Since this machine also has a much bigger footplate, you can again, adjust your feet to reach the muscles that you want to activate. What I like to do is 4 dropsets of leg presses, starting with my 10-rep max. I do the ten reps, then take off about a fifth of the weight, or maybe even a tenth if I’m feeling extra strong. Then I do 10 more and I keep repeating that until there is only a single plate on each side of the machine. However, take note that you need to follow the proper form in order to achieve the best results.
Sounds funny? It’s going to be hilarious when you’ve got solid glutes and everyone else is still categorizing this machine as “girly” and “feminine”. Don’t be one of those people that make fun of something that could help their body.
The butt blaster has a very wide range of movement around the hips, unlike the leg press machine, and it also keeps your knees stable when you exercise. This means that you can focus on your muscles (upper hamstrings, glutes) instead of worrying about joints not included in the current exercise. Be careful though – it’s easy to get carried away and overload your glutes when you get on the butt blaster.

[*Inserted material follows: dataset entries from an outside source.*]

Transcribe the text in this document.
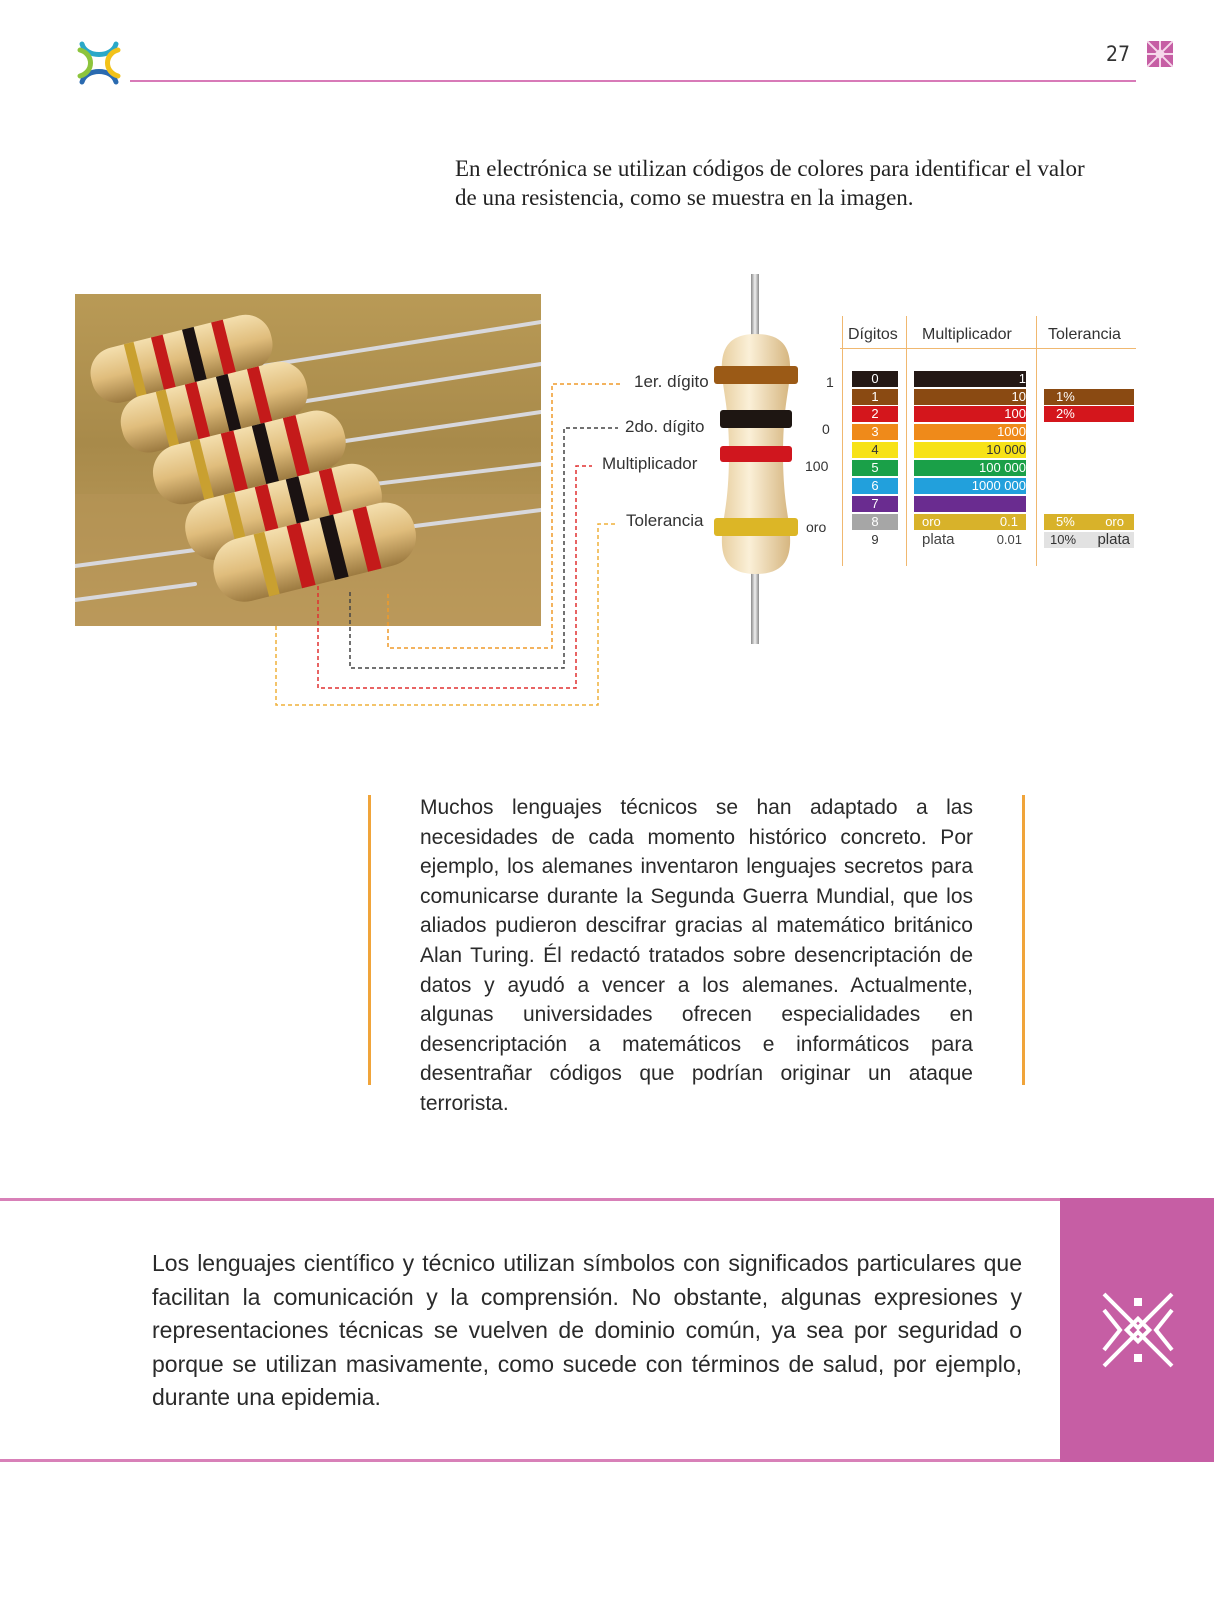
27

En electrónica se utilizan códigos de colores para identificar el valor de una resistencia, como se muestra en la imagen.

1er. dígito
2do. dígito
Multiplicador
Tolerancia
1
0
100
oro
Dígitos Multiplicador Tolerancia
0
1
2
3
4
5
6
7
8
9
1
10
100
1000
10 000
100 000
1000 000
oro	0.1
plata	0.01
1%
2%
5% oro
10% plata

Muchos lenguajes técnicos se han adaptado a las necesidades de cada momento histórico concreto. Por ejemplo, los alemanes inventaron lenguajes secretos para comunicarse durante la Segunda Guerra Mundial, que los aliados pudieron descifrar gracias al matemático británico Alan Turing. Él redactó tratados sobre desencriptación de datos y ayudó a vencer a los alemanes. Actualmente, algunas universidades ofrecen especialidades en desencriptación a matemáticos e informáticos para desentrañar códigos que podrían originar un ataque terrorista.

Los lenguajes científico y técnico utilizan símbolos con significados particulares que facilitan la comunicación y la comprensión. No obstante, algunas expresiones y representaciones técnicas se vuelven de dominio común, ya sea por seguridad o porque se utilizan masivamente, como sucede con términos de salud, por ejemplo, durante una epidemia.
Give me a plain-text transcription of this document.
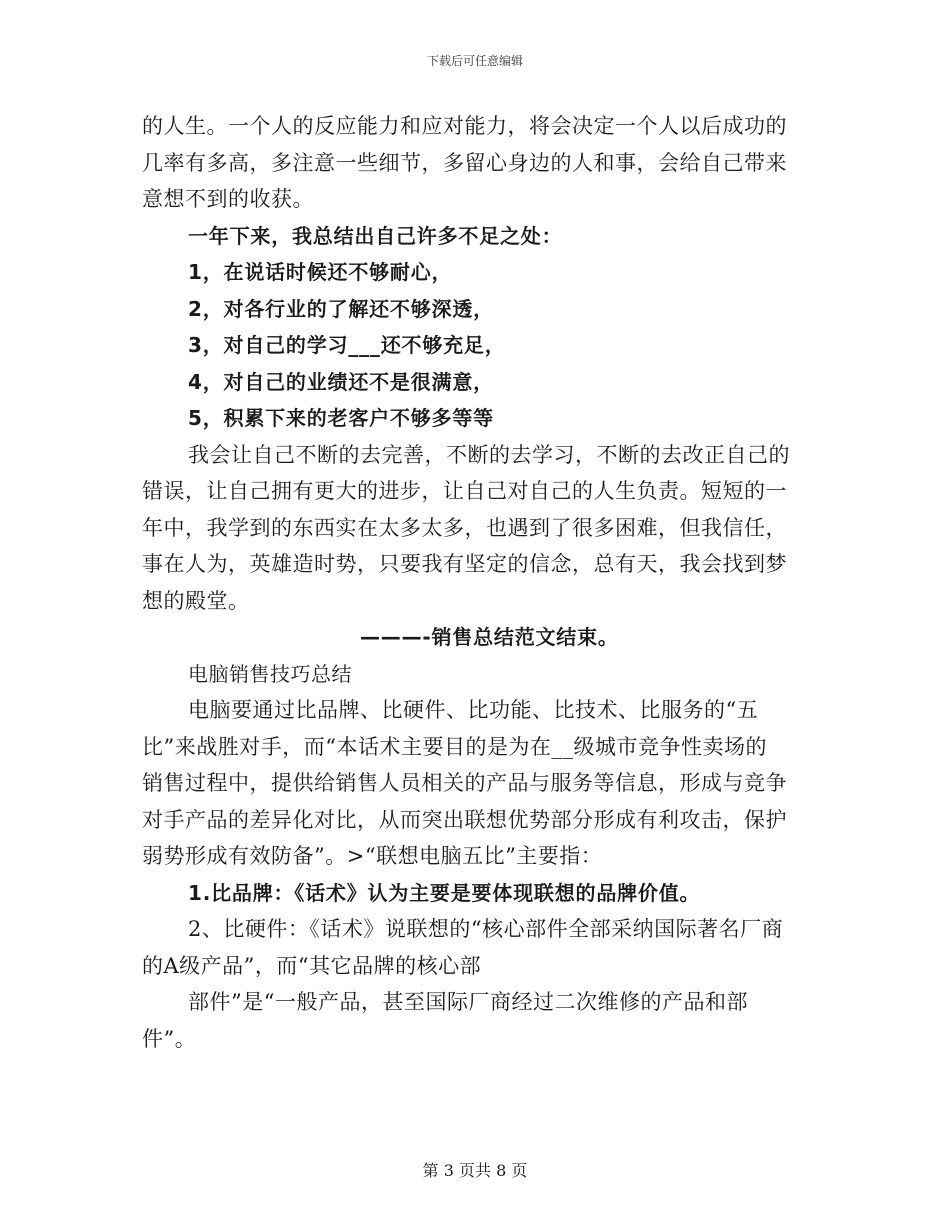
下载后可任意编辑
的人生。一个人的反应能力和应对能力，将会决定一个人以后成功的
几率有多高，多注意一些细节，多留心身边的人和事，会给自己带来
意想不到的收获。
一年下来，我总结出自己许多不足之处：
1，在说话时候还不够耐心，
2，对各行业的了解还不够深透，
3，对自己的学习___还不够充足，
4，对自己的业绩还不是很满意，
5，积累下来的老客户不够多等等
我会让自己不断的去完善，不断的去学习，不断的去改正自己的
错误，让自己拥有更大的进步，让自己对自己的人生负责。短短的一
年中，我学到的东西实在太多太多，也遇到了很多困难，但我信任，
事在人为，英雄造时势，只要我有坚定的信念，总有天，我会找到梦
想的殿堂。
———-销售总结范文结束。
电脑销售技巧总结
电脑要通过比品牌、比硬件、比功能、比技术、比服务的“五
比”来战胜对手，而“本话术主要目的是为在__级城市竞争性卖场的
销售过程中，提供给销售人员相关的产品与服务等信息，形成与竞争
对手产品的差异化对比，从而突出联想优势部分形成有利攻击，保护
弱势形成有效防备”。>“联想电脑五比”主要指：
1.比品牌：《话术》认为主要是要体现联想的品牌价值。
2、比硬件：《话术》说联想的“核心部件全部采纳国际著名厂商
的A级产品”，而“其它品牌的核心部
部件”是“一般产品，甚至国际厂商经过二次维修的产品和部
件”。
第 3 页共 8 页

In fact, it’s so easy that you will often be doing butt blaster exercises until you reach muscle failure. Dropsets will help you a lot with your goals as well, since they’re post-failure techniques and also super simple to do. I would suggest that you switch your legs every once in a while, without stopping, to make sure that the intensity is at its maximum levels. With these levels of stress and the simplicity of the butt blaster, you’ll be well on your way to fulfilling your dreams of having amazing legs.